Thu, 30 Oct 1997 11:23:43 -0500

Content-Type:

text/plain

Parts/Attachments:

Parts/Attachments

text/plain (53 lines)

   This is an interesting question, and there is one aspect that isn't
   addressed in this response.   The reference to MATMUL almost certainly
   results in a call to a library procedure that isn't inlined.  I've
   always believed (I don't know where I picked this up, or if it's even
   true) that procedure references usually end up trashing cache contents
   because there is actually a lot of stuff that goes on behind the scenes
   during procedure calls and returns (saving/restoring the stack, etc.)
   Could someone comment on what impact procedure references have on cache
   contents?  I'd hope that for pure intrinsic procedures such as above
   that it would be minimal, but it's not clear to me that this is the case.

A lot depends on processor architecture, F90 implementation, and
particulars of the declarations of actual and dummy arguments.

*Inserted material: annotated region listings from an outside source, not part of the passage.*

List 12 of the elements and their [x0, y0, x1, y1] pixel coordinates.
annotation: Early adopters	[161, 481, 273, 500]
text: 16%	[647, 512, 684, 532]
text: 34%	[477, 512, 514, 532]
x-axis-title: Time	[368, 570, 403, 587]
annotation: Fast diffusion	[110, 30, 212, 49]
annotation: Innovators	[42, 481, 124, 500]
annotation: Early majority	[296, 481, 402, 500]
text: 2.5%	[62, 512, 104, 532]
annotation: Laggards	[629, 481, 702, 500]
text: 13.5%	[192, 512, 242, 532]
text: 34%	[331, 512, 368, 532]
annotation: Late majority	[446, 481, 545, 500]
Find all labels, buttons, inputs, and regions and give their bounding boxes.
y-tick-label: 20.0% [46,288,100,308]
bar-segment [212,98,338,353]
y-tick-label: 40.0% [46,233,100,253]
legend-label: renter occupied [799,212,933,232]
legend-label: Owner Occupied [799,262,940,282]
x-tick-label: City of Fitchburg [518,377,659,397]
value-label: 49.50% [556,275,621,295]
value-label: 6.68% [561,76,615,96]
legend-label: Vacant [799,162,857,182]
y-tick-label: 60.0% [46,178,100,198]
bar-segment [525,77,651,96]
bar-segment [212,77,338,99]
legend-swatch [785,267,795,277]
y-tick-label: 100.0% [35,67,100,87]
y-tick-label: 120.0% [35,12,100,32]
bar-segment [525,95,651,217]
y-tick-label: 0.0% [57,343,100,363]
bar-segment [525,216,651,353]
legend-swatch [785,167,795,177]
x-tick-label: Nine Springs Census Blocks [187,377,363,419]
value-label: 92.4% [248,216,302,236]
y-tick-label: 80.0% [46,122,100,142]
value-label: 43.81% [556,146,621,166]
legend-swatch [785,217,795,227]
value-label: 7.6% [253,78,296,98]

Modern-day processors often have separate caches for instructions
(I-cache) and data (D-cache), at least for a couple levels.  Calling a
procedure will surely execute a different set of instructions and
therefore interact with the I-cache.  So it depends on the size of the
resident code of the caller, the resident code of the callee, and the
size of the I-cache.  Indeed, there is also some data involved with
saving registers on the stack and such, but a procedure call/return
does not "save the stack" it pushes/pops the stack.  There are
typically under 50 registers in need of savingand caches are much
larger (on chip often over 10s of KB, on-board caches often reaching
into the MB range).  I.e., the D-cache effects of a procedure call
should be minimal.

There are some cases of F90 procedure calls that require
copy-in/copy-out, which will play havoc with the D-cache.  E.g., an
assumed shape actual (not guarenteed sequence associated) to an
explicit shape dummy (requires sequence association).  The other
direction, explicit shape actual to assumed shape dummy, often requies
building a descriptor.  This descriptor is generally small (dozens of
bytes) and lives on the stack (as opposed to requiring heap
alloc/free).  I.e., the descriptor perturbs the D-cache only
minimally.

Now for MATMUL... Depends a lot on the compiler and the run-time.  If
I were writing the runtime (I don't, but I've gotten within sneezing
distance) for when the compiler doesn't inline the MATMUL, I'd have it
take three descriptors (one for target, one each for the two arrays).
This would avoid all copy-in/copy-out.  If I really wanted to go wild,
I might even have a version with explicit shape dummies that the
compiler would call when the actuals are all sequence associated, thus
invoking whatever optimizations can be done when sequence association
is guarenteed and without the copy-in/copy-out overhead.